Evliliğin iki ana gayesi vardır.. Biri neslin çoğalması, diğeri şehevanî duyguların meşru dairede tatmin edilmesidir.. Neslin çoğalması evliliğin illeti, yani en öncelikli gayesidir. Nefsanî arzuların tatmini ise o vazifeyi gördürmek için yaratıcı tarafından verilmiş cüzi bir ücrettir. Tıpkı şahsi hayatın devamı için yemeğin içine konulan lezzet gibi.

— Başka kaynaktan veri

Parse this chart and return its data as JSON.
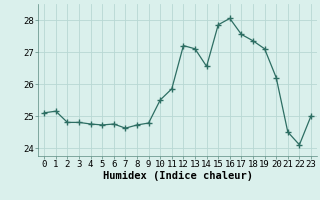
{
  "x": [
    0,
    1,
    2,
    3,
    4,
    5,
    6,
    7,
    8,
    9,
    10,
    11,
    12,
    13,
    14,
    15,
    16,
    17,
    18,
    19,
    20,
    21,
    22,
    23
  ],
  "y": [
    25.1,
    25.15,
    24.8,
    24.8,
    24.75,
    24.72,
    24.75,
    24.62,
    24.72,
    24.78,
    25.5,
    25.85,
    27.2,
    27.1,
    26.55,
    27.85,
    28.05,
    27.55,
    27.35,
    27.1,
    26.2,
    24.5,
    24.1,
    25.0
  ],
  "line_color": "#2d6e63",
  "marker": "+",
  "marker_size": 4,
  "marker_lw": 1.0,
  "bg_color": "#daf0ec",
  "grid_color": "#b8d8d4",
  "xlabel": "Humidex (Indice chaleur)",
  "xlim": [
    -0.5,
    23.5
  ],
  "ylim": [
    23.75,
    28.5
  ],
  "yticks": [
    24,
    25,
    26,
    27,
    28
  ],
  "xticks": [
    0,
    1,
    2,
    3,
    4,
    5,
    6,
    7,
    8,
    9,
    10,
    11,
    12,
    13,
    14,
    15,
    16,
    17,
    18,
    19,
    20,
    21,
    22,
    23
  ],
  "xlabel_fontsize": 7.5,
  "tick_fontsize": 6.5
}
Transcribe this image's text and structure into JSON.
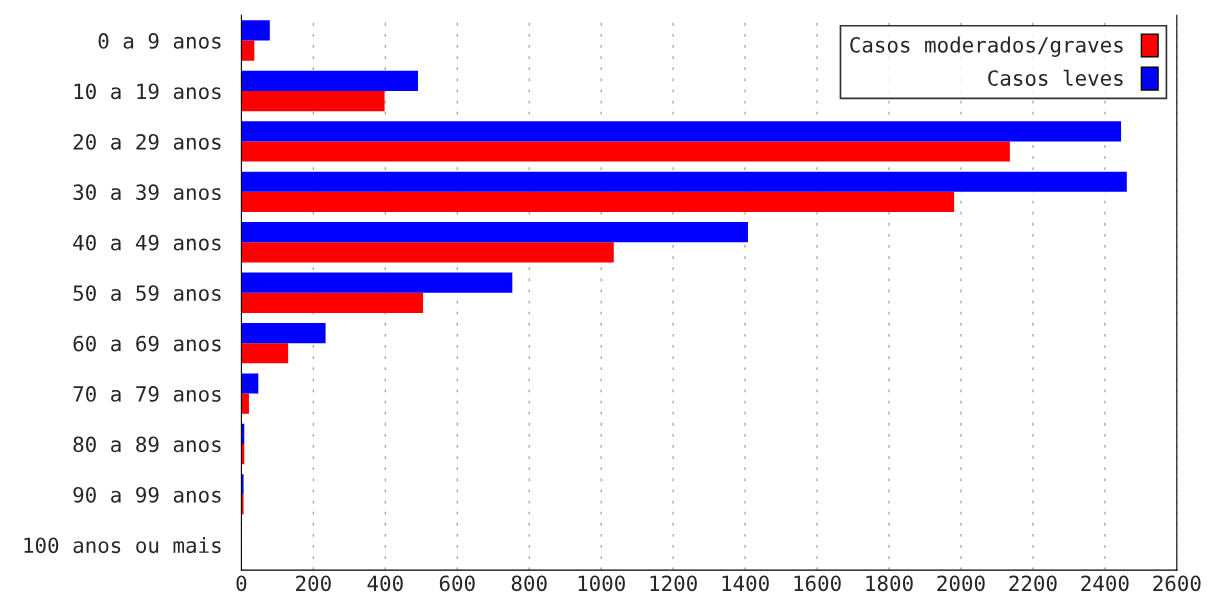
{
  "chart_data": {
    "type": "bar",
    "orientation": "horizontal",
    "categories": [
      "0 a 9 anos",
      "10 a 19 anos",
      "20 a 29 anos",
      "30 a 39 anos",
      "40 a 49 anos",
      "50 a 59 anos",
      "60 a 69 anos",
      "70 a 79 anos",
      "80 a 89 anos",
      "90 a 99 anos",
      "100 anos ou mais"
    ],
    "series": [
      {
        "name": "Casos moderados/graves",
        "color": "#ff0000",
        "values": [
          36,
          398,
          2136,
          1981,
          1035,
          505,
          130,
          21,
          8,
          6,
          0
        ]
      },
      {
        "name": "Casos leves",
        "color": "#0000ff",
        "values": [
          79,
          491,
          2445,
          2461,
          1408,
          753,
          234,
          47,
          8,
          6,
          0
        ]
      }
    ],
    "xlim": [
      0,
      2600
    ],
    "xticks": [
      0,
      200,
      400,
      600,
      800,
      1000,
      1200,
      1400,
      1600,
      1800,
      2000,
      2200,
      2400,
      2600
    ],
    "grid": "x",
    "legend": "top right"
  }
}
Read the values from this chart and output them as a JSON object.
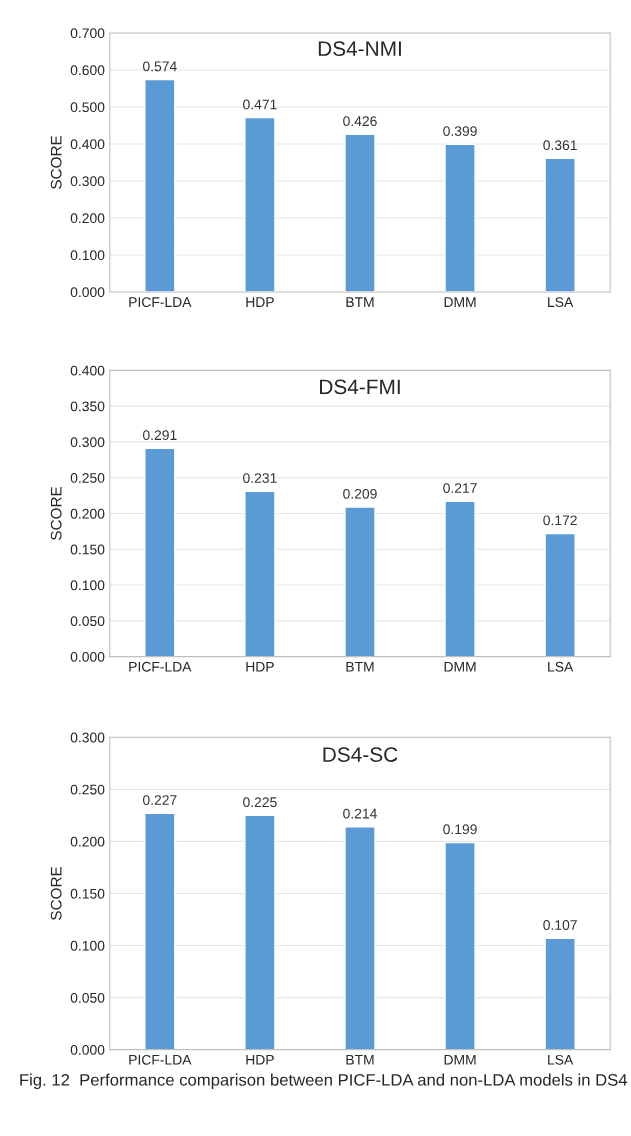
{
  "chart_data": [
    {
      "type": "bar",
      "title": "DS4-NMI",
      "ylabel": "SCORE",
      "categories": [
        "PICF-LDA",
        "HDP",
        "BTM",
        "DMM",
        "LSA"
      ],
      "values": [
        0.574,
        0.471,
        0.426,
        0.399,
        0.361
      ],
      "color": "#5b9bd5",
      "ylim": [
        0,
        0.7
      ],
      "yticks": [
        {
          "value": 0,
          "label": "0.000"
        },
        {
          "value": 0.1,
          "label": "0.100"
        },
        {
          "value": 0.2,
          "label": "0.200"
        },
        {
          "value": 0.3,
          "label": "0.300"
        },
        {
          "value": 0.4,
          "label": "0.400"
        },
        {
          "value": 0.5,
          "label": "0.500"
        },
        {
          "value": 0.6,
          "label": "0.600"
        },
        {
          "value": 0.7,
          "label": "0.700"
        }
      ],
      "grid": "y",
      "data_labels": true
    },
    {
      "type": "bar",
      "title": "DS4-FMI",
      "ylabel": "SCORE",
      "categories": [
        "PICF-LDA",
        "HDP",
        "BTM",
        "DMM",
        "LSA"
      ],
      "values": [
        0.291,
        0.231,
        0.209,
        0.217,
        0.172
      ],
      "color": "#5b9bd5",
      "ylim": [
        0,
        0.4
      ],
      "yticks": [
        {
          "value": 0,
          "label": "0.000"
        },
        {
          "value": 0.05,
          "label": "0.050"
        },
        {
          "value": 0.1,
          "label": "0.100"
        },
        {
          "value": 0.15,
          "label": "0.150"
        },
        {
          "value": 0.2,
          "label": "0.200"
        },
        {
          "value": 0.25,
          "label": "0.250"
        },
        {
          "value": 0.3,
          "label": "0.300"
        },
        {
          "value": 0.35,
          "label": "0.350"
        },
        {
          "value": 0.4,
          "label": "0.400"
        }
      ],
      "grid": "y",
      "data_labels": true
    },
    {
      "type": "bar",
      "title": "DS4-SC",
      "ylabel": "SCORE",
      "categories": [
        "PICF-LDA",
        "HDP",
        "BTM",
        "DMM",
        "LSA"
      ],
      "values": [
        0.227,
        0.225,
        0.214,
        0.199,
        0.107
      ],
      "color": "#5b9bd5",
      "ylim": [
        0,
        0.3
      ],
      "yticks": [
        {
          "value": 0,
          "label": "0.000"
        },
        {
          "value": 0.05,
          "label": "0.050"
        },
        {
          "value": 0.1,
          "label": "0.100"
        },
        {
          "value": 0.15,
          "label": "0.150"
        },
        {
          "value": 0.2,
          "label": "0.200"
        },
        {
          "value": 0.25,
          "label": "0.250"
        },
        {
          "value": 0.3,
          "label": "0.300"
        }
      ],
      "grid": "y",
      "data_labels": true,
      "annotations": [
        "Fig. 12  Performance comparison between PICF-LDA and non-LDA models in DS4"
      ]
    }
  ]
}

Gerek tarihî açıdan, gerekse insan yaratılışı açısından Peygamberimizin evliliklerini incelediğimizde karşımıza şöyle bir tablo çıkıyor.

25 yaşına kadar, gençliğinin en heyecanlı çağında kavmi içinde bekar yaşamış ve hiçbir kadınla ilişkiye girmemiş, iffet sahibi olduğu, dost ve düşmanın ittifakıyla sabit olmuştur. Hatta kavmi ona her yönüyle güvenilen biri olarak "Muhammedül-Emîn" unvanını vermişlerdi.

Oysa içinde bulunduğu toplum, çok kadınla münasebeti normal addediyordu; Buna rağmen o, gerek 25 yaşına kadar ve gerekse daha sonraki hayatında pek çok hem de bakire kızla hayatını birleştirebilirdi. Ancak o, böyle yapmayıp kendisinden 15 yaş büyük, 40 yaşında dul bir kadınla evlenmiştir. Hem de bu evliliği eşi vefat edene kadar tam 25 yıl sürmüştür. Yani elli yaşına kadar tek ve dul bir hanımla yetinmiştir.

Çarpıtmanın bu kadarı 25 yaşına kadar açlıktan nefesi kokan muhammede kim kız verirdi?

25 yaşındaki bir adamın 40 yaşında hemde dul bir kadını almasının tek sebebi vardır oda o kadının zengin olması.

Hatice oraların en zengin kadını idi muhammedde her zaman yaptığı gibi kurnazlık ile bu hatice ile evlenmiştir.

Adama bak 40 yaşında dul bir kadın ile evlenen bir jigolonun yaptıklarını nasılda çarpıtıyor.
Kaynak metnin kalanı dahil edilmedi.